First Lady urges students to vote

Michelle+Obama+talks+to+students+at+La+Salle+University+in+Philadelphia+about+the+importance+of+voting+in+2016+Election.

PHOTO PROVIDED BY/WIKIMEDIA COMMONS

Michelle Obama talks to students at La Salle University in Philadelphia about the importance of voting in 2016 Election.

Ariana Ortiz, Staff Writer

On Sept. 28, First Lady Michelle Obama spoke at La Salle University in Philadelphia at a rally for presidential candidate Hillary Clinton, endorsing her and advising students that each vote truly matters.

Mrs. Obama first spoke about all of the social progress made under President Barack Obama’s two consecutive terms, citing his passing of nationwide healthcare reform, the creation of millions of jobs, and the legalization of gay marriage.

She went on to speak about the high level of competence and experience needed for an individual to successfully take on the title of President of the United States, and emphasized the need for a president to have the capability to make complex decisions each day.

“For me, it’s very clear that there is only one person in this race who we can trust with those responsibilities, only one person with the qualifications and temperament for this job, and that person is our friend, Hillary Clinton,” said Mrs. Obama.

Mrs. Obama then addressed those who who may be unsatisfied with both of the presented candidates, and are undecided on whether to vote at all.

“Each of you can swing this entire precinct, and swing this election for Hillary just by getting yourselves, your family, your classmates out to vote, that’s all you have to do — but, you could also help swing an entire precinct for Hillary’s opponent with a protest vote, or by staying home out of frustration,” she continued. “Remember, it’s not about voting for the perfect candidate, there is no such person.”

Many young people’s responses to this presidential election paints a picture of a frustrated youth, not wholly satisfied with either presidential candidate presented to them.

Popular social media hashtags such as #IGuessI’mWithHer represent the sentiments of those who will vote for Clinton solely to keep Trump out of office.

According to a USA Today poll from August, millennials prefer Clinton 56% while 20% prefer Trump, making Trump’s approval ratings among people under 35 a historical low.

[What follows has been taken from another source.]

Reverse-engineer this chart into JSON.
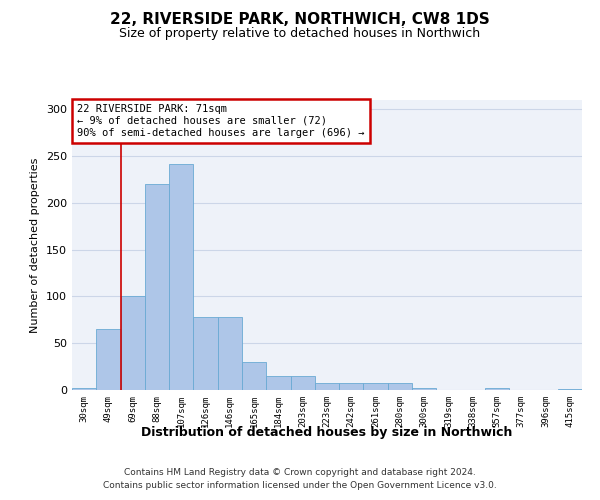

Others are outright refusing to vote, citing some of Clinton’s past political decisions which are largely seen in a negative light.

Among these are accusations of Clinton using coded racist language as she lobbied for the passage of the 1994 Violent Crime Control Act — which was passed, and led to increased incarceration rates and harsher sentencings — and voting in favor of the war in Iraq in 2002 during her time as senator of New York.

“I think people who believe in third party candidates are a little delusional… They’re kidding themselves that they have a chance,” said Senior Kathleen Coleman.

“I understand that they’re voting with their conscience, but then I think it comes to a certain point where they have to be realistic and I think it’s…a little selfish, self-interested, to vote for a third party or write someone’s name in, or not vote at all.”

“A lot of people don’t like the fact that [Clinton is] a career politician, but I think that’s a strength because it means she knows what the job entails, and she knows how to work with people within the government and foreign leaders,” Coleman continued. “I would say that Hillary is by far the better candidate because I just think Trump is so dangerous. If Hillary is elected, it’s not the end of the world. There are other ways to bring about the change you want to see in the country… You have more of a say and your vote does count more in local elections.”

“Everyone has the right to choose whatever candidate they want, regardless of whether the candidate they choose belongs to one of the main two parties or not,” said Junior Fredrick Ochoa.

“It is more important that people go out and vote and express their opinion politically. I also think that people don’t have a right to complain about who wins the presidency if they didn’t go and vote and make their voice be heard.”